Desde chico pegaba su oreja a la radio para escuchar música criolla y baladas por la emisora "La voz de Lucanas". Tocaba quena en el colegio y tenía un ligero acercamiento a la guitarra, pero disfrutaba tocar para él solo o para amigos. Nunca pensó en ser músico. "Yo quería ser maestro como mis padres, o escritor. De hecho, escribía poemas de amor", cuenta.
Un día, en la casa de un tío suyo, encontró una guitarra vieja y abandonada en un rincón y le pidió que se la regalase. "No tenía cuerdas ni clavija y estaba un poco rota, pero la mandé a arreglar donde un maestro e iba todos los días a ver si ya estaba lista", recuerda. La espera duró tres meses, pero valió la pena. Con tan solo doce años, empezó a frecuentar las "chinganas" del pueblo para escuchar al huamanguino Arturo Prado. "Nos empezamos a hacer amigos, pero jamás me prestó su guitarra ni me enseñó un solo acorde, más bien me dijo que si quería aprender a tocar debía primero saber escuchar y entender el valor que tiene el silencio en la música. Lo empecé a admirar. Nunca pensé que con una guitarra podría expresarse todo un sentimiento. Aprendí sobre el espíritu de la música, que antes de saber notas y escalas debía descubrir el alma de la música, la fuerza de la tradición", dice.
Los años fueron corriendo. Y un día pasó de colarse en las chinganas a dar serenatas con sus amigos a las chicas que les gustaban. "Me acuerdo que nos parábamos a las doce de la noche debajo de las ventanas de las chicas, pero a una distancia prudente para que los padres no nos botaran", recuerda. Eran noches silenciosas en las que las guitarras se escuchaban a dos cuadras de distancia y la única luz que los alumbraba era la de la luna.
Manuelcha coge la guitarra que tiene al costado, la afina con paciencia y empieza a tocar unos acordes. "Tocábamos yaravíes y alguna vez un padre molesto nos botó tirándonos pichi desde el balcón. Pero a mí me cayeron sólo unas gotas", cuenta riéndose.

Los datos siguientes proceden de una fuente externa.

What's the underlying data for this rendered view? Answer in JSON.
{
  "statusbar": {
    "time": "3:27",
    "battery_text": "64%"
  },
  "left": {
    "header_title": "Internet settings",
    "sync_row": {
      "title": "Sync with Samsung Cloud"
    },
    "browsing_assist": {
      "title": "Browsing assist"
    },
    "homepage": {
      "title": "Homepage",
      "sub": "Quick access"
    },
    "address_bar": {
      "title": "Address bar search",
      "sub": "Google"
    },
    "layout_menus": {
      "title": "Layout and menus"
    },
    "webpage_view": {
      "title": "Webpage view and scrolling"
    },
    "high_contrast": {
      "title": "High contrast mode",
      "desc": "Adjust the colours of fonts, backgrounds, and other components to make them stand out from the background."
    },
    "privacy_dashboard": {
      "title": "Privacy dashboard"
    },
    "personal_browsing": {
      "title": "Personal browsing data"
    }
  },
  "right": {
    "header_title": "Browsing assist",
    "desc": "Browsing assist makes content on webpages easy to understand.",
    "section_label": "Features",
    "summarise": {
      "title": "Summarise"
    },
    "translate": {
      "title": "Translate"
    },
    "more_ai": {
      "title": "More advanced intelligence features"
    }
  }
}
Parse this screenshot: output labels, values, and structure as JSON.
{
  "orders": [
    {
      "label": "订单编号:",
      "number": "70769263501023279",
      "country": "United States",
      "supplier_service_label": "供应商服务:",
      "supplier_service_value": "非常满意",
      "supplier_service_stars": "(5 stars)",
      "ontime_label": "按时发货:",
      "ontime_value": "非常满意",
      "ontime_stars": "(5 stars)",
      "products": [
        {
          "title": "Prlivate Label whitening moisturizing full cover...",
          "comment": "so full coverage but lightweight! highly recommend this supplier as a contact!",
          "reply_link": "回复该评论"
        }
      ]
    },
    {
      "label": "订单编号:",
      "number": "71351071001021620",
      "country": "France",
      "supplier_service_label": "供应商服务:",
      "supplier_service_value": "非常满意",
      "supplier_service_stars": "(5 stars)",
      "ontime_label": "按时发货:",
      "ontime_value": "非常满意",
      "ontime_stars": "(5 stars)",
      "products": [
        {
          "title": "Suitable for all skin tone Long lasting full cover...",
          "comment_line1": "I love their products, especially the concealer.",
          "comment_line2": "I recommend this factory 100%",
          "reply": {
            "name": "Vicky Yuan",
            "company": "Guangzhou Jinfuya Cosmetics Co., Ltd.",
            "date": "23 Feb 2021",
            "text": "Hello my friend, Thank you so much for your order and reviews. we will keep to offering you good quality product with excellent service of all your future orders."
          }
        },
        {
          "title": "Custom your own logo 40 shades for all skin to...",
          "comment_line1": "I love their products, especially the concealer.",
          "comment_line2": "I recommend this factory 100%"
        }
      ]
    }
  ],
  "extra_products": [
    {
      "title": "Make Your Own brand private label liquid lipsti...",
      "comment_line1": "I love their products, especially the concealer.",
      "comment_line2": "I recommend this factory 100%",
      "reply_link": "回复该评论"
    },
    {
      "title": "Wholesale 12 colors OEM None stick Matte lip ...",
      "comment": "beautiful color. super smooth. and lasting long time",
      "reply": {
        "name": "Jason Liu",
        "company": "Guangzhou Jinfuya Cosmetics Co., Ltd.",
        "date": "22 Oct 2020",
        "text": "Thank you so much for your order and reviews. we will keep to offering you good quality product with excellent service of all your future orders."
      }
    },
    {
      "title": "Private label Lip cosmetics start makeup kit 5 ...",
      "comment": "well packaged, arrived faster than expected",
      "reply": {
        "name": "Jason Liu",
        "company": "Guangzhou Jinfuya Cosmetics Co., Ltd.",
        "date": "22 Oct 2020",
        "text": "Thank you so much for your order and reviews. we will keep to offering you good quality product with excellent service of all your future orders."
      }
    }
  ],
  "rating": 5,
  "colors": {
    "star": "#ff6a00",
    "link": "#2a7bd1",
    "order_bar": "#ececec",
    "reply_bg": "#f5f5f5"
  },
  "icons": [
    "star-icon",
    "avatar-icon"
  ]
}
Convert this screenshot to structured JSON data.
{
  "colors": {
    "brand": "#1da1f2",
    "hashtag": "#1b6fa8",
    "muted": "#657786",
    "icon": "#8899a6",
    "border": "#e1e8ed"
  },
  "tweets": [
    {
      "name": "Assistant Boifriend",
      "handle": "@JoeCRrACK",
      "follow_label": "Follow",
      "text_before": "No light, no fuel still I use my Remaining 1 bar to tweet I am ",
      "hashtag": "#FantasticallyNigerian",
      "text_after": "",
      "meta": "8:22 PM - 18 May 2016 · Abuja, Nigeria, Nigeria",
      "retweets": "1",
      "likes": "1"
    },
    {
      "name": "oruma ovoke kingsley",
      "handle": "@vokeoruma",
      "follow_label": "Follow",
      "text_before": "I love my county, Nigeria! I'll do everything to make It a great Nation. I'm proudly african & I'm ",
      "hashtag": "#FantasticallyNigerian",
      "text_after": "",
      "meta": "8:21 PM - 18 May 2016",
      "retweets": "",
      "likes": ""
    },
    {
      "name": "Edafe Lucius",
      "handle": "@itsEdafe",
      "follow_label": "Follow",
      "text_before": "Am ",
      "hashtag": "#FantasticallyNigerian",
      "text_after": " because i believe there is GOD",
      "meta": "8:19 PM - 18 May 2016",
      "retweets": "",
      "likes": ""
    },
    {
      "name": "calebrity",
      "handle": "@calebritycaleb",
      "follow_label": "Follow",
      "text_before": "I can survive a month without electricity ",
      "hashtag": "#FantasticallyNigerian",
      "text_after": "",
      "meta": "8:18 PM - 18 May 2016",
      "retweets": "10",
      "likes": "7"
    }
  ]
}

"TOCARÉ HASTA DONDE DÉ LA CUERDA"
Su primer concierto importante fue en el Teatro Segura en el año 82. "Mi primer concierto en un teatro lo di sin saber leer ni escribir música. No podía creer el hecho de estar llevando la música andina a un teatro, y con una sola guitarra. Otro concierto que significó mucho para mí fue uno en el Lincoln Center, en Estados Unidos. Sentí la vibración de la gente que hasta ese entonces yo consideraba extraña. El aplauso me sacudió", dice. "Antes buscaba el aprecio externo, pero me di cuenta con los años que ese aprecio, primero, tiene que nacer de uno mismo. En mis inicios sentía que la gente no me apreciaba mucho. La sociedad puede ser un poco cruel a veces con los músicos. Yo nunca dudé de mi talento como artista, pero sí de la posibilidad de encontrar trabajo y de que la sociedad me aceptara. Ahora pienso que si no tuviera para comer, me comería los codos, y que el mundo se vaya al carajo", añade con firmeza y cierta dulzura.
Como músico autodidacto, siente que le hubiera gustado estudiar música alguna vez. "Mi pobreza no me lo permitía, era impensable. Pero la vida ha sido mi universidad", dice.
Hoy dirige un centro cultural en el Centro de Lima que lleva su nombre y en el que se dictan cursos de guitarra, quechua, canto, violín y vientos. Planea seguir tocando "hasta donde dé la cuerda". "Ya pasó la época de hurgar para ser más virtuoso, eso ya no me interesa. Ahora me interesa la pureza. Antes me preocupaba mucho equivocarme, pero ahora me equivoco con cariño. Siento que he tocado el corazón de la gente y que un maestro, para seguir evolucionando, debe equivocarse. La música siempre ha sido y será mi terapia", señala. ¿Y algún día se cortará el pelo?, le preguntamos. "No, es mi libertad", dice.